My Foot My Tutor
The Arden have always been so provocative at questioning - even challenging - a concept as fundamental as What Is Theatre? and its variables. Here, it’s more specifically: What is The Role Of The Audience?
The performers introduce, instruct and construct on stage; namely a makeshift desert island out of cello-tape.
Even subconsciously, the audience slowly become complicit within the piece itself, asked to behave like proper audiences members.
It adopts a minimalistic approach (just the cello-tape, microphones and a keyboard, fittingly having Klaus Badelt’s main theme to the original Pirates Of The Caribbean trilogy, subtly played in the background).

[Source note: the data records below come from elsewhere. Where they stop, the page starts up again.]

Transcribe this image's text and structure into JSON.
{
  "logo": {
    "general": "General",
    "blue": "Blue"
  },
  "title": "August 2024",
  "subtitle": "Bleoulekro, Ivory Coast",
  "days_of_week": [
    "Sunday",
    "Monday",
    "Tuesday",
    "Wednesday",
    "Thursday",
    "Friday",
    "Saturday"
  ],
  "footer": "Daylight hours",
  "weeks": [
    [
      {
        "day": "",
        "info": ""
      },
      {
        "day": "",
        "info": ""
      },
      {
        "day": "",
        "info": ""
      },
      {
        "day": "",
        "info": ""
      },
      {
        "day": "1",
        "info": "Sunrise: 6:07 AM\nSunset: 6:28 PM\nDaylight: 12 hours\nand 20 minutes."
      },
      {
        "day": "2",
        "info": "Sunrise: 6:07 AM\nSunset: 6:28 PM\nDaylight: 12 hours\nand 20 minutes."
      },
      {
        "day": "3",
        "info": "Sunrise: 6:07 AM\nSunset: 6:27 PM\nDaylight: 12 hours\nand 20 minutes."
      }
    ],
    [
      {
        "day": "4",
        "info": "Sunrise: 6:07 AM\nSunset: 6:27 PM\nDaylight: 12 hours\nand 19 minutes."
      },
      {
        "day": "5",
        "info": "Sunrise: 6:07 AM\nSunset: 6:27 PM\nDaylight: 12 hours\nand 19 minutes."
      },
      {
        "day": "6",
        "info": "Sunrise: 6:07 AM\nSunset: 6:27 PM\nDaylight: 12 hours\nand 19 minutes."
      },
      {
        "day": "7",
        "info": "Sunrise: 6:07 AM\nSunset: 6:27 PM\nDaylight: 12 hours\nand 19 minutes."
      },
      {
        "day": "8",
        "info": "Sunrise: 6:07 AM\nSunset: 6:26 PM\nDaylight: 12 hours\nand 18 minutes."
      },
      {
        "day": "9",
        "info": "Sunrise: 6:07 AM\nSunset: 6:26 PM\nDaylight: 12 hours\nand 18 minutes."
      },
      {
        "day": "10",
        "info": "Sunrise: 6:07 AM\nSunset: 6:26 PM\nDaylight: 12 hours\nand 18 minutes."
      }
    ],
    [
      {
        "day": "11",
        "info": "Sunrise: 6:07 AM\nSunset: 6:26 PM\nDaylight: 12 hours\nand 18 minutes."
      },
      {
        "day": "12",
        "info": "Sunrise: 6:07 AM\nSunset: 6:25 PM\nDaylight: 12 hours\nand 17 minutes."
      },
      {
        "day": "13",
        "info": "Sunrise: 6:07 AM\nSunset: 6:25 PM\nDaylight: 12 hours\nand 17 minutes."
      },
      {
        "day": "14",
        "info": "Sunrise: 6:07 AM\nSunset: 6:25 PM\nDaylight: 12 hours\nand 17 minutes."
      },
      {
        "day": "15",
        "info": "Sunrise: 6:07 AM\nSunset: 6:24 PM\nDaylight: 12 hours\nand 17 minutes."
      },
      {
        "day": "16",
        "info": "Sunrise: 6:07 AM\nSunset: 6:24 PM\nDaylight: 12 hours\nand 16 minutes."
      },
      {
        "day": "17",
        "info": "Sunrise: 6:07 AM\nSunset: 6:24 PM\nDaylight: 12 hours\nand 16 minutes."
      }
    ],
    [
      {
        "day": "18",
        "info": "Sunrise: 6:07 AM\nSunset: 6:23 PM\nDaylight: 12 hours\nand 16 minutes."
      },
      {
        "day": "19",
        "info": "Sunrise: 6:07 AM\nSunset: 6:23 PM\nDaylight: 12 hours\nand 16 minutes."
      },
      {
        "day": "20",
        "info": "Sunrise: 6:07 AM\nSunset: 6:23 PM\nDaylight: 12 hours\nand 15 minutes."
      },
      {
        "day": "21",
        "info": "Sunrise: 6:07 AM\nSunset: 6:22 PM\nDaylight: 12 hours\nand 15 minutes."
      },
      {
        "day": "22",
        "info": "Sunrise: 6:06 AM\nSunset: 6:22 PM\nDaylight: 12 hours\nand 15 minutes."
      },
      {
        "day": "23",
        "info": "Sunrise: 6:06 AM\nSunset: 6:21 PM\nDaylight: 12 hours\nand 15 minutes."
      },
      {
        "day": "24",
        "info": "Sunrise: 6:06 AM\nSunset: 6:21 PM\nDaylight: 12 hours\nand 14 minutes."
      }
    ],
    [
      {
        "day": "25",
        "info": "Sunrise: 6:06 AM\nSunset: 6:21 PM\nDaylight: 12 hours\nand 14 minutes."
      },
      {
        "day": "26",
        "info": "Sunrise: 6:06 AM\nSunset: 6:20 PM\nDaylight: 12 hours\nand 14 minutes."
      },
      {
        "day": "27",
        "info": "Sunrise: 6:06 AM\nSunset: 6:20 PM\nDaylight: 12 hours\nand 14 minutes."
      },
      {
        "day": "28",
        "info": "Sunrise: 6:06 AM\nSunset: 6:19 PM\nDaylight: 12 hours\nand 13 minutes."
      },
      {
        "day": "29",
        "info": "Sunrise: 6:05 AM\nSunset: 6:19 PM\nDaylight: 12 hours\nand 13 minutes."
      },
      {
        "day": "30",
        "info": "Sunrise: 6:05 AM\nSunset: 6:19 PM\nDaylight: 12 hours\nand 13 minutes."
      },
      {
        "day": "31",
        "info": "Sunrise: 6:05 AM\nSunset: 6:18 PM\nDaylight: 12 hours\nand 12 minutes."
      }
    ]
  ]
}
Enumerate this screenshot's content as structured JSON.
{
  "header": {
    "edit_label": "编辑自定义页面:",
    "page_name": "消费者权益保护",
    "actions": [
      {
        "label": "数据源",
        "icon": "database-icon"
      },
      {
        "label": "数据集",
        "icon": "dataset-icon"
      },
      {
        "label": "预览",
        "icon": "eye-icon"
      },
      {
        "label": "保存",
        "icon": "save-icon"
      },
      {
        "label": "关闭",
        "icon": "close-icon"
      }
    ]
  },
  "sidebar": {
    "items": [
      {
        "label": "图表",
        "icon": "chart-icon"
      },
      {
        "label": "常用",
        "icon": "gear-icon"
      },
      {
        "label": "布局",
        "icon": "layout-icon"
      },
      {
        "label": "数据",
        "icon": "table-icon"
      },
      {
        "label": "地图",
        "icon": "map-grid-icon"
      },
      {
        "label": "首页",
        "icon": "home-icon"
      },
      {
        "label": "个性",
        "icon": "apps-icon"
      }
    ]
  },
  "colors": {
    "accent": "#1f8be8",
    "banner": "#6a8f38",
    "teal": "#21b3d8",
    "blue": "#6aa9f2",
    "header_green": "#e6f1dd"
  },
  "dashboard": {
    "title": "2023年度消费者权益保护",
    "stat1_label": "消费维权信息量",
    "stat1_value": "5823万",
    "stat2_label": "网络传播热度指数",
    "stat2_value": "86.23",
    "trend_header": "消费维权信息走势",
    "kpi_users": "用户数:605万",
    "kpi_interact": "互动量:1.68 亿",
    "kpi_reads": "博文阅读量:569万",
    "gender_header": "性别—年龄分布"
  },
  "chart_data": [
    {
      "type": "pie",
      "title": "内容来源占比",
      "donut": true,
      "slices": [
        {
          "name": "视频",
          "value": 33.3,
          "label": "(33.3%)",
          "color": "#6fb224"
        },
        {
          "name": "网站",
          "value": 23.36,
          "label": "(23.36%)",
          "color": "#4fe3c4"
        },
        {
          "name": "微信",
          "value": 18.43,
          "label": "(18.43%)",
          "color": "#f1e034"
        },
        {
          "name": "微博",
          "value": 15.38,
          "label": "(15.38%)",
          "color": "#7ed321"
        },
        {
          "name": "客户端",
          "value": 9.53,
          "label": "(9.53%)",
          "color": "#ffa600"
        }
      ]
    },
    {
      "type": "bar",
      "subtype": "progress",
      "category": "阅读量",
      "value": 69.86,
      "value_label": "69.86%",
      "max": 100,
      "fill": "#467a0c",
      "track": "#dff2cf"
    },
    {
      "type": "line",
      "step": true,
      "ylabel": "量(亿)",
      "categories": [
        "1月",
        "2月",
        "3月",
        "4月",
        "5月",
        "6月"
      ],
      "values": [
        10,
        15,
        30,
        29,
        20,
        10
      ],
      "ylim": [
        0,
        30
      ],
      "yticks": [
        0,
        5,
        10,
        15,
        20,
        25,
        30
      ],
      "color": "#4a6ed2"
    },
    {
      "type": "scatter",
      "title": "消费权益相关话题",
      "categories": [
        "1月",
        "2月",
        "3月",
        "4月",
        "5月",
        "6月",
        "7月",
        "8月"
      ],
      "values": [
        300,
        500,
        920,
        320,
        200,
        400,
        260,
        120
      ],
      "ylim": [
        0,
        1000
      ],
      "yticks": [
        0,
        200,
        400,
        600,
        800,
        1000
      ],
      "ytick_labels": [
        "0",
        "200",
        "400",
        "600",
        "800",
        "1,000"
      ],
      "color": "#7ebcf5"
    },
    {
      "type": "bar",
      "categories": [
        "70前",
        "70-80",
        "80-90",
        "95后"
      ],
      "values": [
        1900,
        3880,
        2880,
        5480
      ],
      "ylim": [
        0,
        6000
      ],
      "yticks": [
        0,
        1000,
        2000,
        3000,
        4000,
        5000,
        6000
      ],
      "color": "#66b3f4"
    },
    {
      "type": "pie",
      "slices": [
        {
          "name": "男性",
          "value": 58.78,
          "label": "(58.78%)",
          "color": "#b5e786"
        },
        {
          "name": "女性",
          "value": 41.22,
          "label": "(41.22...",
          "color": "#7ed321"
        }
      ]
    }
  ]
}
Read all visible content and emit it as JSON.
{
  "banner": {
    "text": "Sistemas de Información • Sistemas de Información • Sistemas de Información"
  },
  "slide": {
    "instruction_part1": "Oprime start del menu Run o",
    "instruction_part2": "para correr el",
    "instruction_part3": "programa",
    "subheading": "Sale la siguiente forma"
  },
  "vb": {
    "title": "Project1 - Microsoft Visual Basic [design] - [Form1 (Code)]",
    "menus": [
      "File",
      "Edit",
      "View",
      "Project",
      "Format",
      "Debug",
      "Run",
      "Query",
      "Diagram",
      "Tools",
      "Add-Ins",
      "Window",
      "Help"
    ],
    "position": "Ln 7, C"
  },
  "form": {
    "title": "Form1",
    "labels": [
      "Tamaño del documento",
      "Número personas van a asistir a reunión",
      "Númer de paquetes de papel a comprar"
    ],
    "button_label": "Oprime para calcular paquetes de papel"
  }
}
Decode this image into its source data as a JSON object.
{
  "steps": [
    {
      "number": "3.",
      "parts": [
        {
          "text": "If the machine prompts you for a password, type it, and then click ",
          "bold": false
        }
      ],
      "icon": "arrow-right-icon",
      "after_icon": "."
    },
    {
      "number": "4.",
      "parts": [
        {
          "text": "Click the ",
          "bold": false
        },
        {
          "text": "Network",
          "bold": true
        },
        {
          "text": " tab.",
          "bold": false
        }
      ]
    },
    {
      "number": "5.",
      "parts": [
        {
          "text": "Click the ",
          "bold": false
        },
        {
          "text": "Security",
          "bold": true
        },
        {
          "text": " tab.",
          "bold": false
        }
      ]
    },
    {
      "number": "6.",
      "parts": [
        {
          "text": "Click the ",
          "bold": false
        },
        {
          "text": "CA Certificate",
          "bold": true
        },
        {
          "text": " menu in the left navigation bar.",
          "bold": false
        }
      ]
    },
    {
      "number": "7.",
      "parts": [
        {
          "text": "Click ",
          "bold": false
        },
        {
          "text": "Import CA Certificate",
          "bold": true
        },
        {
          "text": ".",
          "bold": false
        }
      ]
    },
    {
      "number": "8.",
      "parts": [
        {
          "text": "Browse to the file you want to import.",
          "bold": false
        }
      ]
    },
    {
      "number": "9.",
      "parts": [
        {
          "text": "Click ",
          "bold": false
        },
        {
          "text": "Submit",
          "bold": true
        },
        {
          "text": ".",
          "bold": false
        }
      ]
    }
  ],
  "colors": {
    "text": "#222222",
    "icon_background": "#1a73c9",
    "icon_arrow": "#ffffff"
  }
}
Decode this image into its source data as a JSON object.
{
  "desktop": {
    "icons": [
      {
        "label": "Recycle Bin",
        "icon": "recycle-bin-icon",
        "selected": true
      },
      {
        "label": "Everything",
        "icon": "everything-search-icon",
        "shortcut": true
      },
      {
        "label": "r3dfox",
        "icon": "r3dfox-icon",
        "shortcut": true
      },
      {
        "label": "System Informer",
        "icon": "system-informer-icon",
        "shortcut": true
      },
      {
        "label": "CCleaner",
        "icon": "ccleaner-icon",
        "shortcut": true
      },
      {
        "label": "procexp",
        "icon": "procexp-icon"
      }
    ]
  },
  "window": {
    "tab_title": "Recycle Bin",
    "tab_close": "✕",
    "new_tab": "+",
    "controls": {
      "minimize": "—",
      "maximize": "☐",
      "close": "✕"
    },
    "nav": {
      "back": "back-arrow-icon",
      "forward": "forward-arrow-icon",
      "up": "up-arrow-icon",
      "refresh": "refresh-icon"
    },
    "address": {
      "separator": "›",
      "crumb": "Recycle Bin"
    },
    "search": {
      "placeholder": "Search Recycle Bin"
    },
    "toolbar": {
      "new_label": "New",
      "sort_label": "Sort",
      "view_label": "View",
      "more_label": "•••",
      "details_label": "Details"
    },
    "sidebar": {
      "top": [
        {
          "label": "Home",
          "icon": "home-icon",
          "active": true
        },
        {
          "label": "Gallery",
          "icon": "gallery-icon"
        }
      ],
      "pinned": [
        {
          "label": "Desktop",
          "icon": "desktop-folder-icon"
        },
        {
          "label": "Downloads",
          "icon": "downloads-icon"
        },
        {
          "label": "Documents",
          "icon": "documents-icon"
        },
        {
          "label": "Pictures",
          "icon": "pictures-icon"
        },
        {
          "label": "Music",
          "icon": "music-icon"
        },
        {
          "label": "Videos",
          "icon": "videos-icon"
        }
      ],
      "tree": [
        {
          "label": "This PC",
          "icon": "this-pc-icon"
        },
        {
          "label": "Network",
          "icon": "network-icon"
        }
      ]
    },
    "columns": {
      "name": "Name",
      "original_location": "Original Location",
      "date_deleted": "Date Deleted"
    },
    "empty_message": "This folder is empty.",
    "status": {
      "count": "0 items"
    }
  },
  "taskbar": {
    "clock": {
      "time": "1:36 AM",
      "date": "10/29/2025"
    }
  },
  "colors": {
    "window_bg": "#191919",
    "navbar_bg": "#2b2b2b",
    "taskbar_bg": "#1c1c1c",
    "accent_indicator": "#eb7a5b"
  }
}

It’s all the more effective for this very simplicity, showing that with only the right questions and a probing central conceit - the desired objective can be achieved. Its title, refers to a line from Shakespeare’s The Tempest, a clever mechanism on which to base this piece.
There are some terrific one-liners, mainly deriving from the miscommunication which arises from the nature of theatrical artifice. Its themes also, always relate to the inter-relationship between performer and spectator, and how that boundary of tradition can always be broken, manipulated and re-represented.
Using a very different source for its inspiration, that of David Lynch’s idiosyncratic eighties ground-breaker of a TV-serial Twin Peaks, this has several stunning re-enactments from the show, but always insisting it ‘is not Twin Peaks’.
Stylistically, the way this is staged, is to have a television set in the centre, and have all the actors expertly mime the dialogue from the clips shown. This is carried off with astounding accuracy by the company - they never speak in role, and yet what they say is always evident through the form of mime, effortlessly performed and painstakingly realised.
This constant juxtaposition of the live verses the recorded is a fascinating concept to explore performatively: can what is already documented ever compete with the raw immediacy of liveness? Melding the two together helps them be examined both concurrently and on individual merit, and working in tandem the combination is just as it should be: seamless.
Detectives read time-coded transcripts by lamp-light like hard-boiled noir anti-heroes as the repetitive cacophony of the TV continues.
Subversion was the touchstone on which Twin Peaks was founded, on every level: structure, characterisation, pacing - and it’s this very confounding of expectation which translates to the stage - to simply stunning effect.